A word here about the Gavin Hood film of this book. The film updates the novel to the 21st century and seems to make Tsotsi younger and less hard than I had expected: he seems to stab the man on the train almost as a mistake, regretfully, when he starts to complain; he acquires the baby in the film by hijacking a car in the film and shoots the baby's mother and, again, seems to be an accident. In the book, Tsotsi is utterly remorseless: the murder on the train was a deliberate and calculated murder, not an unfortunate escalation of a robbery. He is shown as not simply accepting violence or being violent but as defining himself through violence and the hurt he deals to others.
I felt that the second half of the book was slightly less tightly structured and written than the first half. The section in the Church and the explicit Christian message seemed unnecessary to me; and the abruptness and ambiguity at the end if the book frustrated me.

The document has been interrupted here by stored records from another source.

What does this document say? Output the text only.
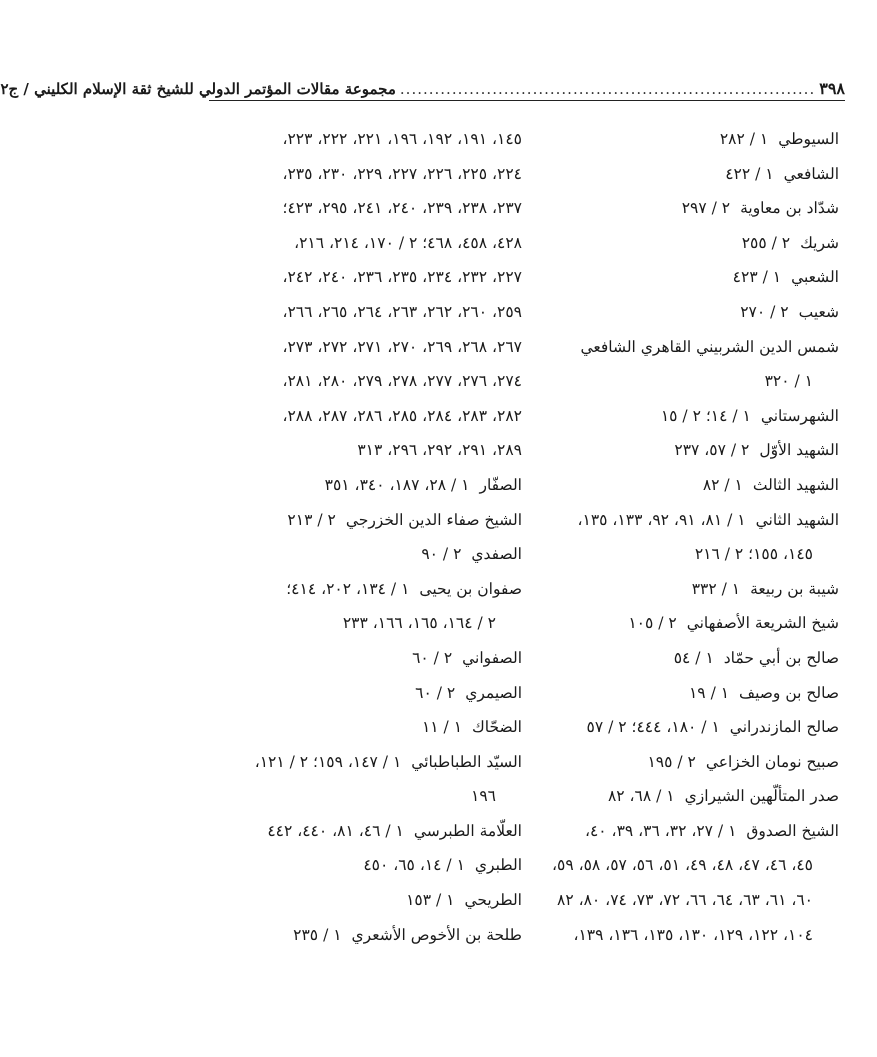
٣٩٨
........................................................................
مجموعة مقالات المؤتمر الدولي للشيخ ثقة الإسلام الكليني / ج٢
السيوطي١ / ٢٨٢
الشافعي١ / ٤٢٢
شدّاد بن معاوية٢ / ٢٩٧
شريك٢ / ٢٥٥
الشعبي١ / ٤٢٣
شعيب٢ / ٢٧٠
شمس الدين الشربيني القاهري الشافعي
١ / ٣٢٠
الشهرستاني١ / ١٤؛ ٢ / ١٥
الشهيد الأوّل٢ / ٥٧، ٢٣٧
الشهيد الثالث١ / ٨٢
الشهيد الثاني١ / ٨١، ٩١، ٩٢، ١٣٣، ١٣٥،
١٤٥، ١٥٥؛ ٢ / ٢١٦
شيبة بن ربيعة١ / ٣٣٢
شيخ الشريعة الأصفهاني٢ / ١٠٥
صالح بن أبي حمّاد١ / ٥٤
صالح بن وصيف١ / ١٩
صالح المازندراني١ / ١٨٠، ٤٤٤؛ ٢ / ٥٧
صبيح نومان الخزاعي٢ / ١٩٥
صدر المتألّهين الشيرازي١ / ٦٨، ٨٢
الشيخ الصدوق١ / ٢٧، ٣٢، ٣٦، ٣٩، ٤٠،
٤٥، ٤٦، ٤٧، ٤٨، ٤٩، ٥١، ٥٦، ٥٧، ٥٨، ٥٩،
٦٠، ٦١، ٦٣، ٦٤، ٦٦، ٧٢، ٧٣، ٧٤، ٨٠، ٨٢
١٠٤، ١٢٢، ١٢٩، ١٣٠، ١٣٥، ١٣٦، ١٣٩،
١٤٥، ١٩١، ١٩٢، ١٩٦، ٢٢١، ٢٢٢، ٢٢٣،
٢٢٤، ٢٢٥، ٢٢٦، ٢٢٧، ٢٢٩، ٢٣٠، ٢٣٥،
٢٣٧، ٢٣٨، ٢٣٩، ٢٤٠، ٢٤١، ٢٩٥، ٤٢٣؛
٤٢٨، ٤٥٨، ٤٦٨؛ ٢ / ١٧٠، ٢١٤، ٢١٦،
٢٢٧، ٢٣٢، ٢٣٤، ٢٣٥، ٢٣٦، ٢٤٠، ٢٤٢،
٢٥٩، ٢٦٠، ٢٦٢، ٢٦٣، ٢٦٤، ٢٦٥، ٢٦٦،
٢٦٧، ٢٦٨، ٢٦٩، ٢٧٠، ٢٧١، ٢٧٢، ٢٧٣،
٢٧٤، ٢٧٦، ٢٧٧، ٢٧٨، ٢٧٩، ٢٨٠، ٢٨١،
٢٨٢، ٢٨٣، ٢٨٤، ٢٨٥، ٢٨٦، ٢٨٧، ٢٨٨،
٢٨٩، ٢٩١، ٢٩٢، ٢٩٦، ٣١٣
الصفّار١ / ٢٨، ١٨٧، ٣٤٠، ٣٥١
الشيخ صفاء الدين الخزرجي٢ / ٢١٣
الصفدي٢ / ٩٠
صفوان بن يحيى١ / ١٣٤، ٢٠٢، ٤١٤؛
٢ / ١٦٤، ١٦٥، ١٦٦، ٢٣٣
الصفواني٢ / ٦٠
الصيمري٢ / ٦٠
الضحّاك١ / ١١
السيّد الطباطبائي١ / ١٤٧، ١٥٩؛ ٢ / ١٢١،
١٩٦
العلّامة الطبرسي١ / ٤٦، ٨١، ٤٤٠، ٤٤٢
الطبري١ / ١٤، ٦٥، ٤٥٠
الطريحي١ / ١٥٣
طلحة بن الأخوص الأشعري١ / ٢٣٥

In addition to the lyricism, which I mentioned before, what I did relish in the book were the minor characters: Gumboot Dhlamini, the victim on the train; Morris, whom he stalks in the middle of the book; and Miriam whom he forces to feed the baby. The power of these minor characters, inhabiting the furthest outskirts of society, is extraordinary. Their desperate perseverance to keep hold of their lives, whether toiling in the mines or crippled on the streets or waiting for a husband who will never return home, is genuine and authentic and utterly convincing.
13th February
Need to reread this for work and already blown away by the lyricism of the prose. This is a hugely character driven story and, from what I recall, Fugard makes them more than mere ciphers. The small moments of challenge between Tsotsi and Boston in Chapter One reveal Fugard's theatrical background.
Very lucky to have a job where reading books like this is "work"!
29th Feb
Reading the section in the book where Tsotsi runs from the slums of Sophiatown into the no man's land between the black and white areas, a liminal space in which the colours became bleached in the moonlight leaving "a prismatic, polished, gleaming world of white surfaces... A glacial white" in which the sounds become "hard, leaping, crystal" and the moonlight "lay around him in pools... Mobile as quicksilver". An absolutely stunning otherworldly (perhaps drug induced) description. And a moment later, Tsotsi will have the baby that will change his life thrust into his hands. Fabulous!